Padre, ¿es lícito y democrático que un alumno de Educación para la Ciudadanía se reúna con Batasuna?
_Hijo mío, podrás reunirte con Batasuna las veces que desees, sin temor al aojamiento, el falso oprobio, o el dolo manifiesto.
_Siendo así, ¿qué diferencia existe entre un partido legalizado y otro que no lo está? ¿Podría explicármelo, padre?
_Las diferencias, en el Interior, por el calor.
_Padre Supremo, ¿debe interpretarse, según su última doctrina, que la Ley de Partidos se ha ido a tomar por el zulo?

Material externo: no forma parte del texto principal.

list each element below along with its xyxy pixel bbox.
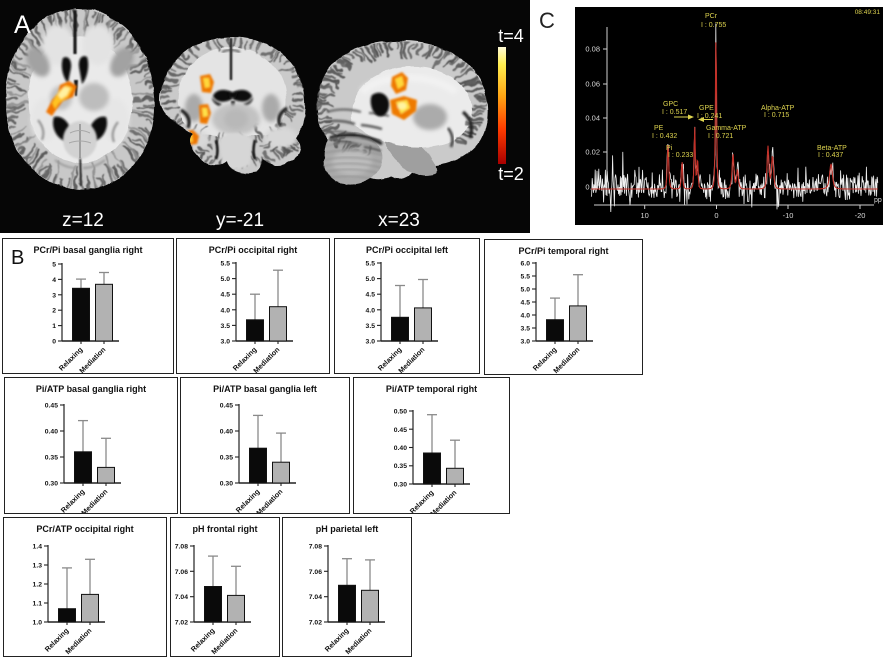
svg-text:1: 1	[52, 323, 56, 330]
svg-text:I : 0.241: I : 0.241	[697, 113, 722, 120]
svg-text:3.5: 3.5	[366, 323, 376, 330]
svg-text:10: 10	[641, 211, 649, 220]
svg-text:0.45: 0.45	[394, 427, 407, 434]
svg-text:Alpha-ATP: Alpha-ATP	[761, 105, 795, 112]
svg-text:0.45: 0.45	[45, 403, 58, 410]
svg-text:7.04: 7.04	[175, 594, 188, 601]
svg-text:I : 0.715: I : 0.715	[764, 112, 789, 119]
svg-text:08:49:31: 08:49:31	[855, 9, 881, 16]
svg-text:Pi/ATP basal ganglia right: Pi/ATP basal ganglia right	[36, 384, 146, 394]
svg-text:A: A	[14, 11, 31, 39]
svg-text:3.5: 3.5	[221, 323, 231, 330]
svg-text:0.30: 0.30	[394, 482, 407, 489]
svg-text:0.04: 0.04	[585, 114, 600, 123]
svg-text:7.08: 7.08	[175, 544, 188, 551]
svg-text:0.40: 0.40	[45, 429, 58, 436]
svg-text:4.0: 4.0	[521, 313, 531, 320]
svg-text:0.35: 0.35	[394, 463, 407, 470]
svg-text:-10: -10	[783, 211, 794, 220]
svg-text:5.0: 5.0	[366, 276, 376, 283]
svg-text:2: 2	[52, 308, 56, 315]
svg-text:0.08: 0.08	[585, 45, 600, 54]
svg-text:GPC: GPC	[663, 101, 678, 108]
svg-text:0.06: 0.06	[585, 80, 600, 89]
svg-text:0.02: 0.02	[585, 148, 600, 157]
svg-text:Gamma-ATP: Gamma-ATP	[706, 125, 747, 132]
svg-text:7.02: 7.02	[175, 620, 188, 627]
svg-text:0.40: 0.40	[394, 445, 407, 452]
svg-text:0.45: 0.45	[220, 403, 233, 410]
svg-text:0.50: 0.50	[394, 409, 407, 416]
svg-text:0: 0	[714, 211, 718, 220]
svg-text:0.35: 0.35	[220, 455, 233, 462]
svg-text:0.35: 0.35	[45, 455, 58, 462]
svg-text:I : 0.755: I : 0.755	[701, 22, 726, 29]
svg-text:4.5: 4.5	[221, 292, 231, 299]
svg-text:-20: -20	[855, 211, 866, 220]
svg-text:5.0: 5.0	[221, 276, 231, 283]
svg-text:7.08: 7.08	[309, 544, 322, 551]
svg-text:6.0: 6.0	[521, 261, 531, 268]
svg-text:1.2: 1.2	[33, 582, 43, 589]
svg-text:1.3: 1.3	[33, 563, 43, 570]
svg-text:pH parietal left: pH parietal left	[316, 524, 379, 534]
svg-text:4.5: 4.5	[366, 292, 376, 299]
svg-text:4.0: 4.0	[366, 307, 376, 314]
svg-text:3: 3	[52, 292, 56, 299]
svg-text:5.5: 5.5	[521, 274, 531, 281]
svg-text:I : 0.437: I : 0.437	[818, 152, 843, 159]
svg-text:7.06: 7.06	[309, 569, 322, 576]
svg-text:4.0: 4.0	[221, 307, 231, 314]
svg-text:GPE: GPE	[699, 105, 714, 112]
svg-text:0: 0	[52, 339, 56, 346]
svg-text:z=12: z=12	[62, 210, 104, 231]
svg-text:Pi/ATP basal ganglia left: Pi/ATP basal ganglia left	[213, 384, 317, 394]
svg-text:Pi: Pi	[666, 145, 673, 152]
svg-text:7.06: 7.06	[175, 569, 188, 576]
svg-text:7.02: 7.02	[309, 620, 322, 627]
svg-text:PCr/Pi occipital right: PCr/Pi occipital right	[209, 245, 298, 255]
svg-text:3.5: 3.5	[521, 326, 531, 333]
svg-text:PE: PE	[654, 125, 664, 132]
svg-text:I : 0.432: I : 0.432	[652, 133, 677, 140]
svg-text:Mediation: Mediation	[428, 488, 458, 513]
svg-text:PCr/ATP occipital right: PCr/ATP occipital right	[36, 524, 133, 534]
svg-text:y=-21: y=-21	[216, 210, 264, 231]
svg-text:0.30: 0.30	[45, 481, 58, 488]
svg-text:0.40: 0.40	[220, 429, 233, 436]
svg-text:PCr/Pi temporal right: PCr/Pi temporal right	[518, 246, 608, 256]
svg-text:3.0: 3.0	[521, 339, 531, 346]
svg-text:0.30: 0.30	[220, 481, 233, 488]
svg-text:PCr/Pi occipital left: PCr/Pi occipital left	[366, 245, 448, 255]
svg-text:3.0: 3.0	[366, 339, 376, 346]
svg-text:1.1: 1.1	[33, 601, 43, 608]
svg-text:t=4: t=4	[498, 26, 524, 46]
svg-text:I : 0.517: I : 0.517	[662, 109, 687, 116]
svg-text:I : 0.721: I : 0.721	[708, 133, 733, 140]
svg-text:Pi/ATP temporal right: Pi/ATP temporal right	[386, 384, 477, 394]
svg-text:1.4: 1.4	[33, 544, 43, 551]
svg-text:t=2: t=2	[498, 164, 524, 184]
svg-text:x=23: x=23	[378, 210, 420, 231]
svg-text:pH frontal right: pH frontal right	[193, 524, 258, 534]
svg-text:5.5: 5.5	[221, 261, 231, 268]
svg-text:Beta-ATP: Beta-ATP	[817, 145, 847, 152]
svg-text:7.04: 7.04	[309, 594, 322, 601]
svg-text:I : 0.233: I : 0.233	[668, 152, 693, 159]
svg-text:5: 5	[52, 262, 56, 269]
svg-text:pp: pp	[874, 197, 882, 204]
svg-text:5.5: 5.5	[366, 261, 376, 268]
svg-text:4: 4	[52, 277, 56, 284]
svg-text:4.5: 4.5	[521, 300, 531, 307]
svg-text:1.0: 1.0	[33, 620, 43, 627]
svg-text:PCr: PCr	[705, 13, 718, 20]
svg-text:5.0: 5.0	[521, 287, 531, 294]
svg-text:PCr/Pi basal ganglia right: PCr/Pi basal ganglia right	[33, 245, 142, 255]
svg-text:3.0: 3.0	[221, 339, 231, 346]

_Más o menos, querido hijo, más o menos. Y no me llames Padre Supremo, que me van a confundir con la asignatura de Religión, y esto es Educación para la Ciudadanía.
_Perdón. ¿Podría entonces explicarme cómo es que cuanto mayor se escenifica el acercamiento a Batasuna, mayor es el alejamiento de éstos a las posibilidades de acuerdo, con apelaciones a la violencia que mucho incomodan y cabrean?
_Queridísimo y amantísimo hijo, pareces gilipollas. ¿Acaso desconoces las viejas tácticas de conquista amorosa que consisten en poner tierra de por medio a fin de que cada vez sea mayor el precio de dote o rescate? Muller que escapa, collida quere ser, dice la vieja sentencia gallega. Bueno, pues en este caso, igual.
_Pero, padre; se ha llegado a unas peticiones que para atenderlas será necesario saltarse la ley, la Constitución y la Foz de Lumbier.
_En eso estamos, querido; sin prisas ni pausas. El camino ha de ser largo, duro y empinado, como la etapa de los Lagos de Covadonga, donde comenzó la reconquista. Si lo hacemos largo y pasamos la legislatura sin muertos, a ver quién es el guapo que nos quita lo bailado. El único presidente de la democracia que manda en España cuatro años sin una víctima. Ahí es ná. Si lo hacemos duro, el fracaso estará justificado y el éxito, incrementado. Y si lo hacemos empinado… ¿quién coño dijo que tenía que ser empinado?